A performance-based grant of $50,000 from the One North Carolina Fund will help facilitate Nordfab America’s expansion, based on a company investment of $4.1 million. [Read more here]
10. Governor’s education cabinet takes on longitudinal data, workforce strategy, and more
Alex Granados/Education NC
Gov. Roy Cooper signed an executive order Tuesday creating a governance board for the North Carolina Longitudinal Data System (NCLDS). The order, signed during Cooper’s education cabinet meeting, outlines how the new board will be structured and what its duties will be.
The NCLDS is a “system of systems” that connects data across agencies (like early childhood, K-12, postsecondary education, and the workforce) to track how students are doing from when they enter the early childhood system through their participation in the workforce. Ideally, as a better-linked and targeted data system, NCLDS could help support evidence-based policymaking.
Geoff Coltrane, Cooper’s senior education adviser, gave an overview of NCLDS during the meeting. He recapped for cabinet members their previous endorsement of four key steps for the system in 2021, including the establishment of a governance board.
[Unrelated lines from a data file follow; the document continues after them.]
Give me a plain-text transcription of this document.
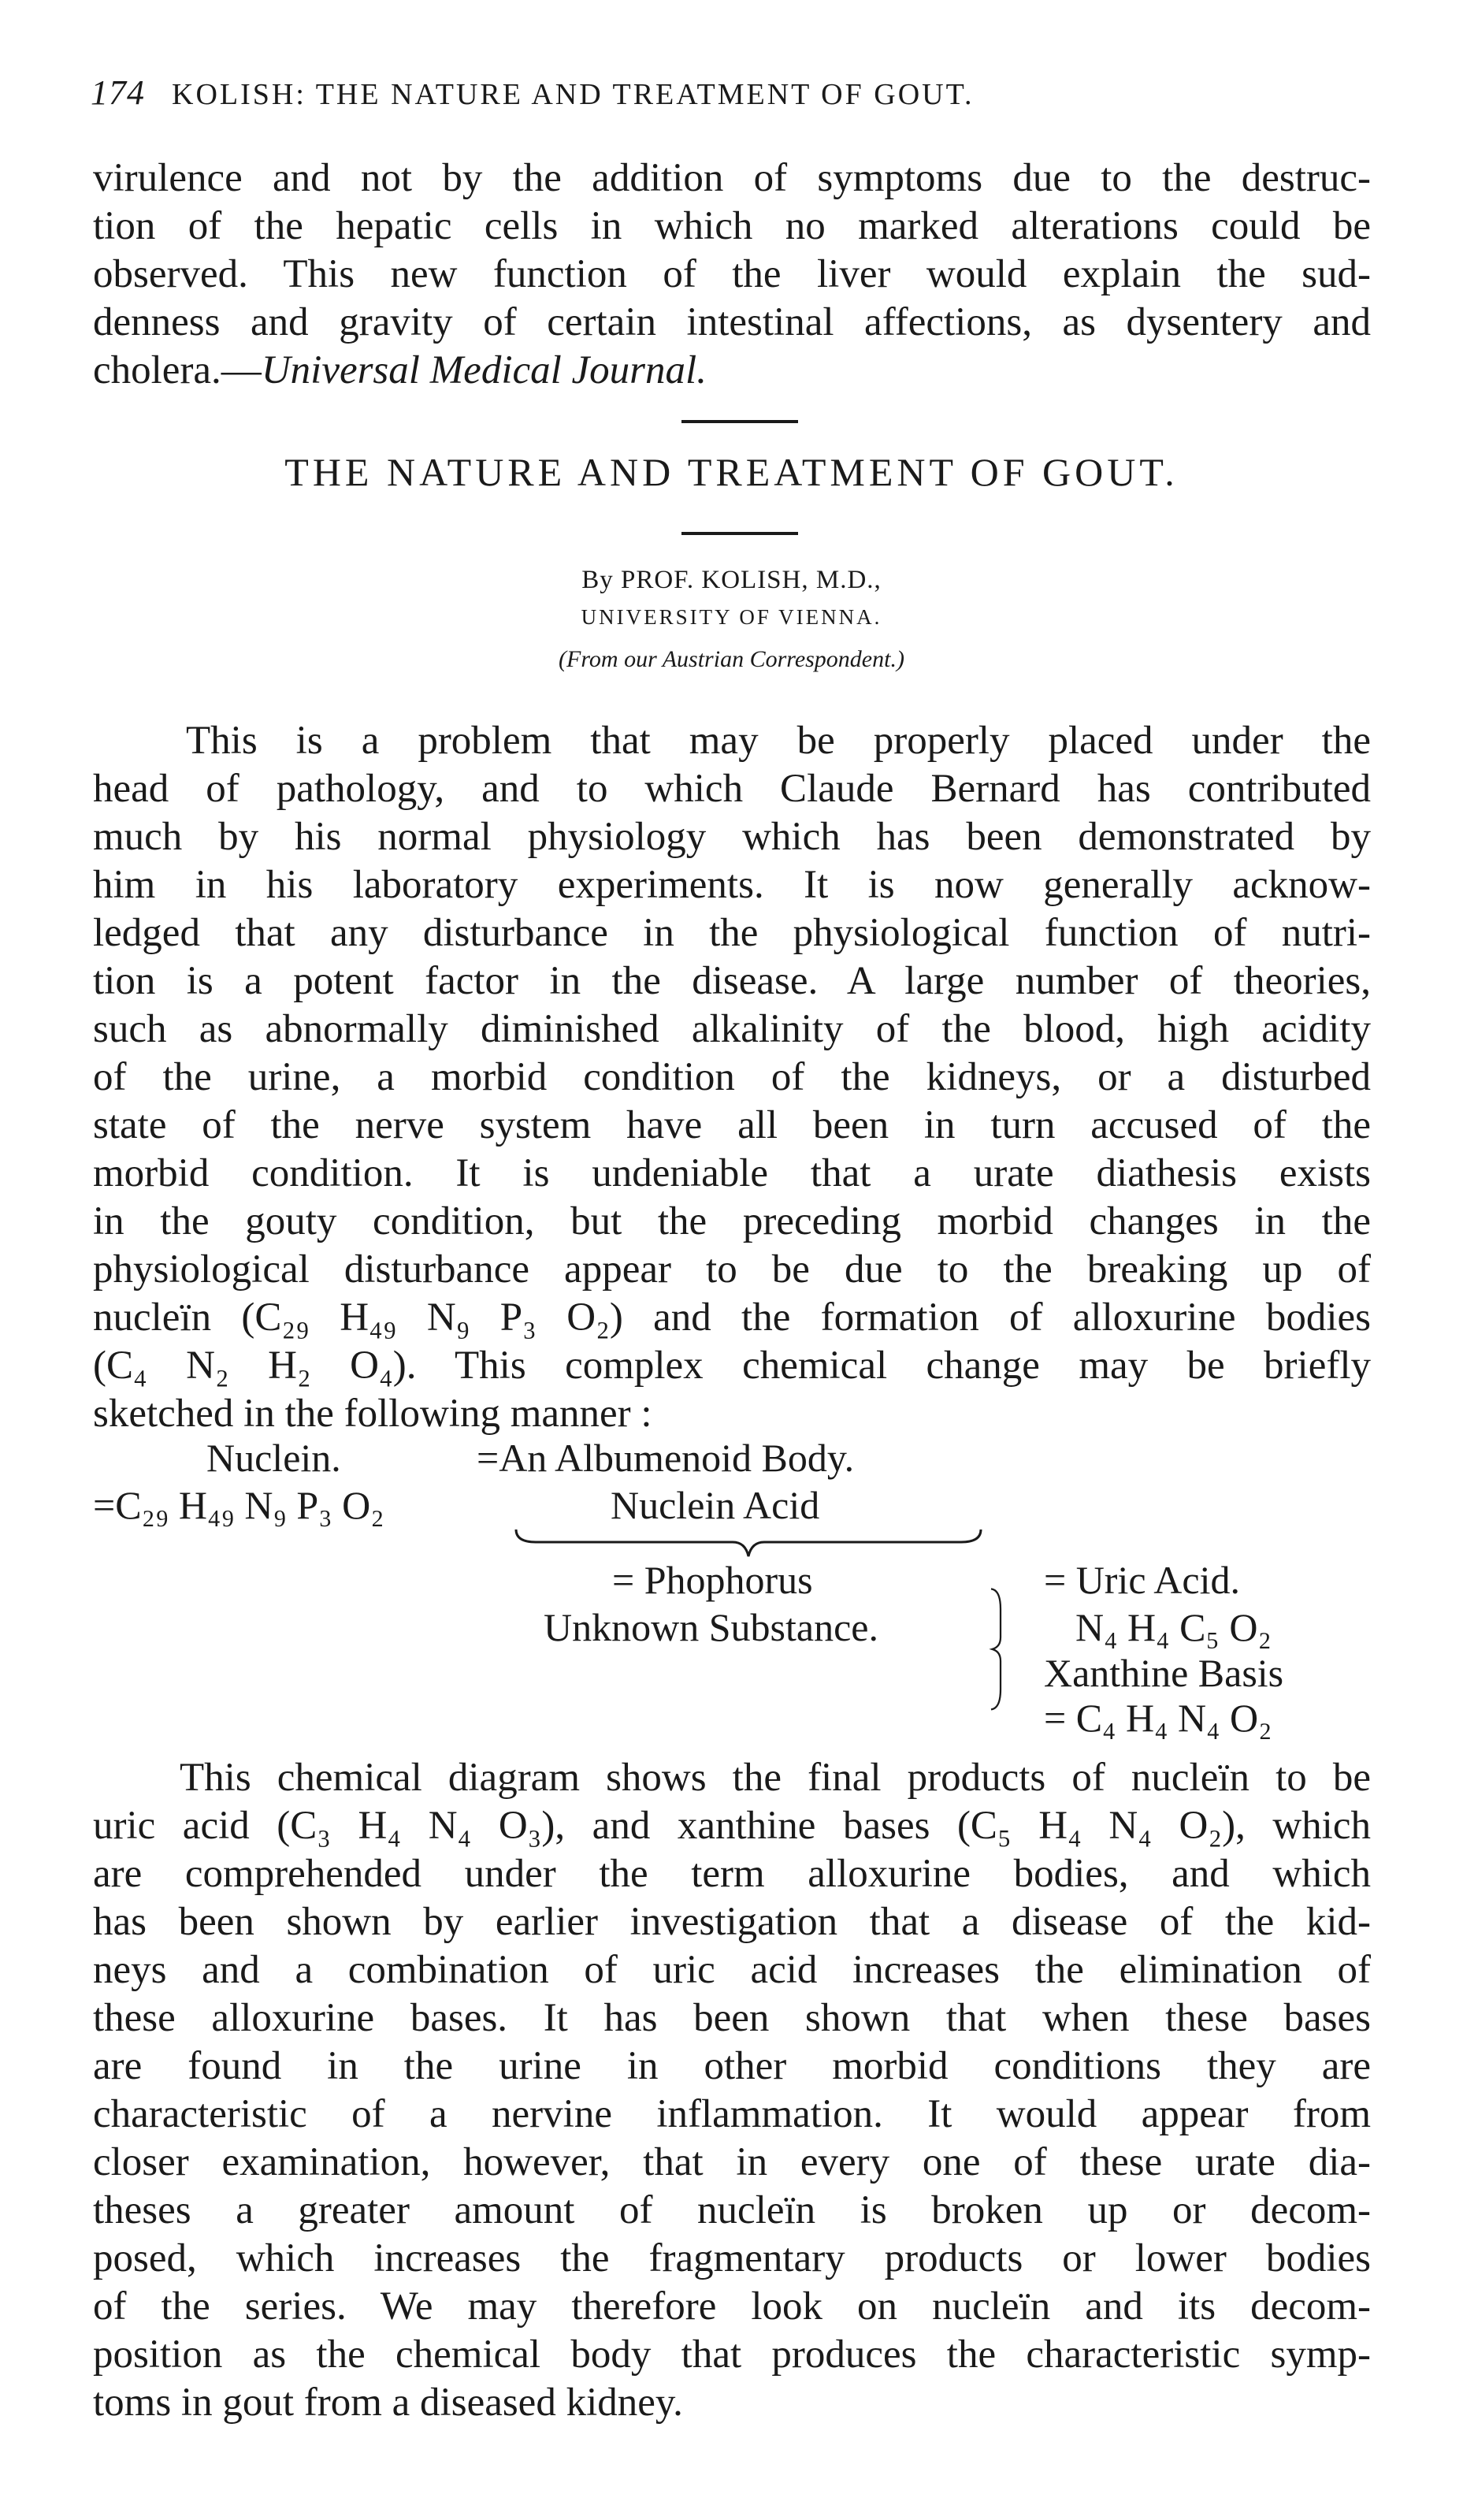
174 KOLISH: THE NATURE AND TREATMENT OF GOUT.
virulence and not by the addition of symptoms due to the destruc-
tion of the hepatic cells in which no marked alterations could be
observed. This new function of the liver would explain the sud-
denness and gravity of certain intestinal affections, as dysentery and
cholera.—Universal Medical Journal.
THE NATURE AND TREATMENT OF GOUT.
By PROF. KOLISH, M.D.,
UNIVERSITY OF VIENNA.
(From our Austrian Correspondent.)
This is a problem that may be properly placed under the
head of pathology, and to which Claude Bernard has contributed
much by his normal physiology which has been demonstrated by
him in his laboratory experiments. It is now generally acknow-
ledged that any disturbance in the physiological function of nutri-
tion is a potent factor in the disease. A large number of theories,
such as abnormally diminished alkalinity of the blood, high acidity
of the urine, a morbid condition of the kidneys, or a disturbed
state of the nerve system have all been in turn accused of the
morbid condition. It is undeniable that a urate diathesis exists
in the gouty condition, but the preceding morbid changes in the
physiological disturbance appear to be due to the breaking up of
nucleïn (C₂₉ H₄₉ N₉ P₃ O₂) and the formation of alloxurine bodies
(C₄ N₂ H₂ O₄). This complex chemical change may be briefly
sketched in the following manner :
Nuclein.	=An Albumenoid Body.
=C₂₉ H₄₉ N₉ P₃ O₂	Nuclein Acid
= Phophorus
Unknown Substance.
= Uric Acid.
N₄ H₄ C₅ O₂
Xanthine Basis
= C₄ H₄ N₄ O₂
This chemical diagram shows the final products of nucleïn to be
uric acid (C₃ H₄ N₄ O₃), and xanthine bases (C₅ H₄ N₄ O₂), which
are comprehended under the term alloxurine bodies, and which
has been shown by earlier investigation that a disease of the kid-
neys and a combination of uric acid increases the elimination of
these alloxurine bases. It has been shown that when these bases
are found in the urine in other morbid conditions they are
characteristic of a nervine inflammation. It would appear from
closer examination, however, that in every one of these urate dia-
theses a greater amount of nucleïn is broken up or decom-
posed, which increases the fragmentary products or lower bodies
of the series. We may therefore look on nucleïn and its decom-
position as the chemical body that produces the characteristic symp-
toms in gout from a diseased kidney.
Another step was the hiring of an executive director to oversee the system. According to Coltrane, the Government Data Analytics Center (GDAC) is currently interviewing candidates and hopes to hire someone in the next month or two.
Cooper said he is excited about making progress with the NCLDS to “help us to better connect students to better paying jobs.”
State Superintendent of Public Instruction Catherine Truitt, an education cabinet member, said that, due to “logistics,” similar efforts in the past have had trouble getting off the ground.